"Oh, sure! But the chances are ninety per cent in his favor, and if he does lose he loses less."

"Loses less when he loses all he's got! That's the first time I ever heard that argyment. A man can drudge along and be safe while he never owns more than he can carry to bed in his two hands; but that ain't the way to figure in this country. Round up all you can and make 'em rustle for their livin' while you busy yourself seein' that some other feller's critters ain't swipin' the feed. That's the way to get rich. It beats the pet cow all hollow."

"Of course," Harry added earnestly. "And as for not borrowing, every one knows that big business is done on credit."

"Credit!" Rob fairly groaned. "I shouldn't care for any, as they say. It sounds good as a topic for conversation, but I'll bet that's just the kind of argument the old-timers got happy drunk on before the winter of '89. Ever hear the Robinsons tell about that winter, you two?"

The silence answered him. Yes, they had heard and also remembered. Who that had heard could forget? First had come the June freeze and then a dry summer with a shortage of grazing. But no one had worried; probably, after such a cold summer there would be an open winter. When all the grazing was gone they would drive the stock out to Shoshone and buy hay. So they planned. Alas! Before the grazing was quite gone the snow came—and stayed. And while they waited for a break in the bad weather in which to move out, the "big snow" came and shut them in—shut their cattle in to slow starvation.

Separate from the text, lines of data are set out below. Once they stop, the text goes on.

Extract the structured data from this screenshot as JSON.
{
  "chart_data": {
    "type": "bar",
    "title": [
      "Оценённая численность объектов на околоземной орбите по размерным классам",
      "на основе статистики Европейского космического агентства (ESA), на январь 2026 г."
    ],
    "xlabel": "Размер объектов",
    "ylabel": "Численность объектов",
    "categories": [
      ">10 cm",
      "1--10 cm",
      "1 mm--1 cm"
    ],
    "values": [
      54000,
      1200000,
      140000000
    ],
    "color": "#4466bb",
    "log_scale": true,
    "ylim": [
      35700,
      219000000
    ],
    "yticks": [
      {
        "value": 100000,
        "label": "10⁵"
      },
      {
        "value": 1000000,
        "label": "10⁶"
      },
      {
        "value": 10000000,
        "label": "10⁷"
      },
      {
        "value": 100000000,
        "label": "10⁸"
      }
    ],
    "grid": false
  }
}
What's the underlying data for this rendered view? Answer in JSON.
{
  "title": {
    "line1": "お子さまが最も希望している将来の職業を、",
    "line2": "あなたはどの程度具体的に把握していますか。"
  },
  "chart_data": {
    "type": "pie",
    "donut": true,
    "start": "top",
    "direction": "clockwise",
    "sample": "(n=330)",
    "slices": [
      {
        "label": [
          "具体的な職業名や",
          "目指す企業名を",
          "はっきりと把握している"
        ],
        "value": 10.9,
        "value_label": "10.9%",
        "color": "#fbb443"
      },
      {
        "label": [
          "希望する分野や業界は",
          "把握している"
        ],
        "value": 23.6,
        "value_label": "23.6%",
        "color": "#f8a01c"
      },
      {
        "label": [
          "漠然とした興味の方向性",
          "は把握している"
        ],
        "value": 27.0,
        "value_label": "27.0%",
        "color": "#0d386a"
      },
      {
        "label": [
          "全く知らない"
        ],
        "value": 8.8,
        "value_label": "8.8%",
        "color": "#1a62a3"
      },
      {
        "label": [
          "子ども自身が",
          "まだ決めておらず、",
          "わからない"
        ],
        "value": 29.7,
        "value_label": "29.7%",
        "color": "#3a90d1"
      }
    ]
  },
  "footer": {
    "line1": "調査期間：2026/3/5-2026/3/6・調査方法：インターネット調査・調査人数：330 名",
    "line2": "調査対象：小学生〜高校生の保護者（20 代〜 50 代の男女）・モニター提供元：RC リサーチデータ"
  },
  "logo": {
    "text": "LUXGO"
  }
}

As Mrs. Robinson related it twenty-five years afterward the tears streamed down her cheeks. "It like to broke pa's heart," she said; "him havin' to set inside and watch them pore dumb critters waitin' to be fed and finally layin' down to die. Time and again we tried to drive 'em across the foothills into the hay country, but 'twa'n't no use. Out of two hundred head all we saved was one cow. Every stockman on the prairie lost his herd, and some was ruined for good and all. We never went into another winter without hay, I tell ye."

It was a cruel experience, but Harry was not a person to let another's misfortune shake her faith in her own enterprise. As she looked toward her brother a characteristic expression came across her face: the expression that meant obstinate, good-natured determination. She was saying to herself: "We're not going to fail. We're not. I think we can make cattle pay on borrowed money, and I'm going to borrow it."

But she said no more to Rob, for she felt that it was best to let him think the matter over by himself. That he was doing so during the next few days was evident from the tension in the air whenever cattle were mentioned.